The dead woman walks through the schoolyard while children,
bright embers, scatter before her.
From a towering mushroom shaped cloud, a leaf falls to the desert floor.
The dead woman picks it up – oak – scorched.
The inferno bigger than Seattle and Minneapolis combined,
lets go its flakes of snow that settle on cars and turn hair gray.
A school of droning clownfish flies off to spit at the burning bush.
The dead woman watches them go.

2.

“My mother says it’s the end of the world,” the school girl whispers.
“Oh,” the dead woman replies, not knowing what else to say,
the girl’s mother being right.
Just look at the roiling black clouds, the sun orange at midday,
the moon smoldering in the midnight sky.
A life lived for the next generation is over, this the dead woman knows.
All will perish but the hard seed that for hundreds of years has lain in wait
for fire to crack its shell.

September

My son says that a dead blog is worse than no blog, and I suppose that’s true. I’ve decided that the only way I can keep up with this blog is to write all the entries for the week on the weekend and then post them one by one. So if I say, for example, that we had a thunderstorm today and you know it was five days ago, that’s the reason, and I apologize for it in advance.

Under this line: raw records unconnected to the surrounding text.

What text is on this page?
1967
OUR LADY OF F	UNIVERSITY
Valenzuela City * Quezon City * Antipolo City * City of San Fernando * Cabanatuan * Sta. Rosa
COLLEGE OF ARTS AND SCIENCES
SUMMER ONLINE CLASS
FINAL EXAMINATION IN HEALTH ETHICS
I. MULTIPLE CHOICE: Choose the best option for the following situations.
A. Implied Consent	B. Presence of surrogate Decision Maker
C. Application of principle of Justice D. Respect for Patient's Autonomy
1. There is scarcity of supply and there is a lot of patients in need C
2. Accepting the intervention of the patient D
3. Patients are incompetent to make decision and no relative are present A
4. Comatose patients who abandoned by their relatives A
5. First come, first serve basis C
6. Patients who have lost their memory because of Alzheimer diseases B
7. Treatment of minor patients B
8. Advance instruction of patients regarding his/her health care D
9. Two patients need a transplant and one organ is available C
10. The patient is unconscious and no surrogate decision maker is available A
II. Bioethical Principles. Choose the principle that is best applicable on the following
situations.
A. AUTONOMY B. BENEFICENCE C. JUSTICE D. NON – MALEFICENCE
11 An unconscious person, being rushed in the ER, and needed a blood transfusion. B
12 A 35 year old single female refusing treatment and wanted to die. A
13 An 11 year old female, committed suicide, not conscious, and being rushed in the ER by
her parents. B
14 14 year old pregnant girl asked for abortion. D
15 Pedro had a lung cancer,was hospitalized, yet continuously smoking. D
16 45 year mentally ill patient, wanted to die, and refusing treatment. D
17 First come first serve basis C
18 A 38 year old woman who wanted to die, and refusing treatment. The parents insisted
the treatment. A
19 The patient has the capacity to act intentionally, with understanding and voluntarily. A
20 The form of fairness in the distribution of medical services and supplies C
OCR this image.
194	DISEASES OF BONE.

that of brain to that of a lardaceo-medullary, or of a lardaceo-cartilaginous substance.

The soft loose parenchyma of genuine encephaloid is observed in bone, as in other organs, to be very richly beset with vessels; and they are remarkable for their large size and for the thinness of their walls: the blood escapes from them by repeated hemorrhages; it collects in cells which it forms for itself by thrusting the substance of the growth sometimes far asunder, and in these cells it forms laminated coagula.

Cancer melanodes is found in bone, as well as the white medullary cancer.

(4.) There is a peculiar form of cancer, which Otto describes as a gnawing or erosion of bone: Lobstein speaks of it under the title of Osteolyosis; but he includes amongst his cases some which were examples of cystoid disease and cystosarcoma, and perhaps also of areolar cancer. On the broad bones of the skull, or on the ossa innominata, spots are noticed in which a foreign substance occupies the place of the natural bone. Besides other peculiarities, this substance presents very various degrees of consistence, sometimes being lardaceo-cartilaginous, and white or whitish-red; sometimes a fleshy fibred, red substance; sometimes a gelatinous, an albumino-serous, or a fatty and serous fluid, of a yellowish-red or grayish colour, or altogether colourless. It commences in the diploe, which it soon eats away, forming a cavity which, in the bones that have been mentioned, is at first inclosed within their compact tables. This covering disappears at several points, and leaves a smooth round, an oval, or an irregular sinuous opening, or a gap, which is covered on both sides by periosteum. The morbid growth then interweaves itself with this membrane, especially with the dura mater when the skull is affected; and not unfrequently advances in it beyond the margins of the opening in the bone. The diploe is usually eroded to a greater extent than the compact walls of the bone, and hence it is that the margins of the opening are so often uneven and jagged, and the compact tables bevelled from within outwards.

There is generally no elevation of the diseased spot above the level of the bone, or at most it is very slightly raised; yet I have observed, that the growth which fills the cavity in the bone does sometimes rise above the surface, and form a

Last night I dreamed about the late Kawaiisu elder Andy Greene. My subconscious mind must have remembered that he had died in September for in the dream I was standing in line at his memorial service wondering how I would tell his family how special he had been to me. When he was a child, he often stayed in Sand Canyon with his grandmother who lived in the old ways in her brush Kahni by a spring and he maintained a special love of the place. He helped to found Tomo-Kahni State Historic Park to preserve his tribe’s winter home. And his spirit still lives there. I feel it every day when I look toward the peak where he prayed.

Andy inspired me to write my book, The Butterfly Basket, and I thank him for that. If you want a copy of the book for the eight to twelve year old in your life, you have to wait until I find a publisher. I’ll let you know when that happens.